Is it worth it?
Hello, what I'm about to do could possibly defy "low carb logic" and probably result in angry posts, but I'd like you to approach this with an open mind and an honest assessment. Here goes nothing.
Do you truly believe ketosis is the driving force behind your success? If so then please allow me to argue. When I first started low carb eating it was hard as heck. Downright tiring. So I dropped it. But always resumed it in the following two or three months. What I noticed was after coming off low carb, each time and stuffing myself with junk food due to carb withdrawal, I actually looked better and I did gain weight most of it water, but muscle was really easy to add on and hardly any of the weight was fat. I think I gained around ten pounds in those two months of crappy eating with mostly muscle even though I didn’t do a lot of exercising. My point is low carb eating just like low fat, or low calorie is more of a stimulus that yields great results short term, but begins to lag if you stay on too long.
So, the very notion of ketosis as the mechanism of increased fat loss is questionable. Rather consider the thyroid as the driving force behind every diet. Each diet works by lowering calories. Initially the T3 is still high from before you started the diet. Couple lower calories with a thyroid accustomed to higher calories and you get a synergistic effect. As time increases, your body recognizes this and down regulates the thyroid and there’s less T3 running around. Thus fewer calories are burned and reserved in case of a famine. This forces you to rely more on fat burners.
Now if ketosis is the be all, do all that everyone harps about, then you should never run into a rut. Let me ask you this. Have you stalled? Well I read about people on this forum who get rid of every single carb containing food or fret about a supplement they may take three times a day, tops because it contains one gram of dextrose or lactose, and if they take it they’re out of ketosis. Are you willing to negate the benefits of taking fiber or a mineral supplement because of one gram of sugar?
Ketosis works by breaking down fats and using ketones as fuel. Also a high concentration is another criteria for ketosis.

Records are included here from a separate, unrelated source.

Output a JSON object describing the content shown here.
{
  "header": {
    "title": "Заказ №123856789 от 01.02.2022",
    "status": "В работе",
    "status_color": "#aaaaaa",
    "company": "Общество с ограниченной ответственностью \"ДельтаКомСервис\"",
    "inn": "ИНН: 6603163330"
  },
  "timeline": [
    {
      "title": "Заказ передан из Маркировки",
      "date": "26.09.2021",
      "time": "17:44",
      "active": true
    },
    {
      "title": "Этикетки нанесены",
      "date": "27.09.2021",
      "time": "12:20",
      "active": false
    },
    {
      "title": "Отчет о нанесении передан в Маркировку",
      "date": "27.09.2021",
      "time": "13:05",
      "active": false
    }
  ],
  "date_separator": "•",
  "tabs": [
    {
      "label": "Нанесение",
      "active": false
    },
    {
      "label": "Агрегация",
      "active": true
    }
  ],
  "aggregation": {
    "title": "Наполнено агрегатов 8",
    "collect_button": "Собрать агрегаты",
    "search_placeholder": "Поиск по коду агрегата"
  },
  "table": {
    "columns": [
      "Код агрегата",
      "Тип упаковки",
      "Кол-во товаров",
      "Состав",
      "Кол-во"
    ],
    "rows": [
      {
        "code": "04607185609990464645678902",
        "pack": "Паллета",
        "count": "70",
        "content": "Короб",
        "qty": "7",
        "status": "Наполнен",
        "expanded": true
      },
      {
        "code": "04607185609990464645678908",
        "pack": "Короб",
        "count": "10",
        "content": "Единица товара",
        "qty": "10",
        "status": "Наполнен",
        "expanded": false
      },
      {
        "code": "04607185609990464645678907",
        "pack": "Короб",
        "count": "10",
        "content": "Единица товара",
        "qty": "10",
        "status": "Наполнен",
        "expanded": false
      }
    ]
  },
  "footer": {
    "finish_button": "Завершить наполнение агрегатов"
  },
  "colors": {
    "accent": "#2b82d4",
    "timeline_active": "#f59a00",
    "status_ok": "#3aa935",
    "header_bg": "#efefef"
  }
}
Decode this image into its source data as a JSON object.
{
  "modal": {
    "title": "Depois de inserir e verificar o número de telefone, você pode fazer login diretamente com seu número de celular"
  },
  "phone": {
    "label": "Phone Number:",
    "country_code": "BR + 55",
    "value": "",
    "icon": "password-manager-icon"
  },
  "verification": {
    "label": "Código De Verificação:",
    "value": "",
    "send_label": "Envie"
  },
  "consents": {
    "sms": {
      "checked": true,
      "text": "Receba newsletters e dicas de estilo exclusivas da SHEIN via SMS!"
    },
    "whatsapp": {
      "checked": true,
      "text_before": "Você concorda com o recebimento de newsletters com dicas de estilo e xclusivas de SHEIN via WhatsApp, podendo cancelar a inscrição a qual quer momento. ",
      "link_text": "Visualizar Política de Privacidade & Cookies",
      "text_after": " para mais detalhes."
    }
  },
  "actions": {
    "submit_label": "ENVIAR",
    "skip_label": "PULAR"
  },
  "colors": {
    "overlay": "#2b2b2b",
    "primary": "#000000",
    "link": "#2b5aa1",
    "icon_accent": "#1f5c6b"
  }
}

You can achieve this, sure, but it’s really hard because the body would prefer carbohydrates or protein (four calories are easier to break down instead of nine calories) to fat. So it begins breaking down protein and fat. Instead of ketosis we’ve entered gluconeogenesis. Fat is still being used, but protein is being broken down and used as fuel at a faster rate. Then you would think adding lots of oil to your whey shake would slow gluconeogenesis, but it’s pretty hard to fight all those years of evolution. If you ate little protein and increased the fat, more muscle would be used instead since the delivery of protein to the liver becomes slower.
Most of you would argue that ketosis is working. The magic keto sticks says so. Well like I said ketones and glucose are being used for fuel. You can bet some ketones will be found in urine since they are by products of fat metabolism.
What I’m trying to justify by writing this (if you don’t know by now), ketosis is over-rated. Calorie reduction, the thyroid, catabolic forces are what make diets effective in the short run.
What I would advocate is cycling diets (not CKD because it’s hard psychologically and you can’t work out as well due to carbohydrate shortage) and doing something quite radical, try going straight into a high carbohydrate, low fat diet and vice versa. In fact give yourself a “free week” consisting of cheat meals anytime you want for the first week along with your high carbohydrate, low fat diet, but the more you eat the more you focus on the weight room. As for cardio, find something you like doing and do it. Be it tennis or aerobics, but do it for no more than two days out of this week. Now after this “induction” phase start going back to eating less calories, use fat burners, and up cardio to four days max, but remember we’re doing high carb low fat this time.
Theoretically weight should be coming off fairly easily and you’ll look better in the mirror. Also with that induction phase you’ve given your muscles a chance to recover and promote anabolism, your thyroid to upregulate, and you’ll have renewed focus. Once it looks like you’re stalling again, time to take another “free” week off, then switch to low carb, use fat burners, and up the cardio again.
PS:
· I’m sure most of you will probably disagree and cite reasons why. I’m glad. This is just my opinion and it’s just a little experiment you can attempt. After all, if you’re not getting anywhere how much can it possibly hurt?
· I know there are mostly women in this forum and most shy from the weight room, but nothing makes fat loss easier than more muscle. If you’re worried about bulkiness, don’t because most men have a hard time getting big and they produce much more testosterone. If you worry about safety find a partner or trainer to help stabilize weight and keep an eye on you.
· That’s it hope it helps. Believe me I wouldn’t spend a good couple of hours writing this just to screw people. I could do worse things.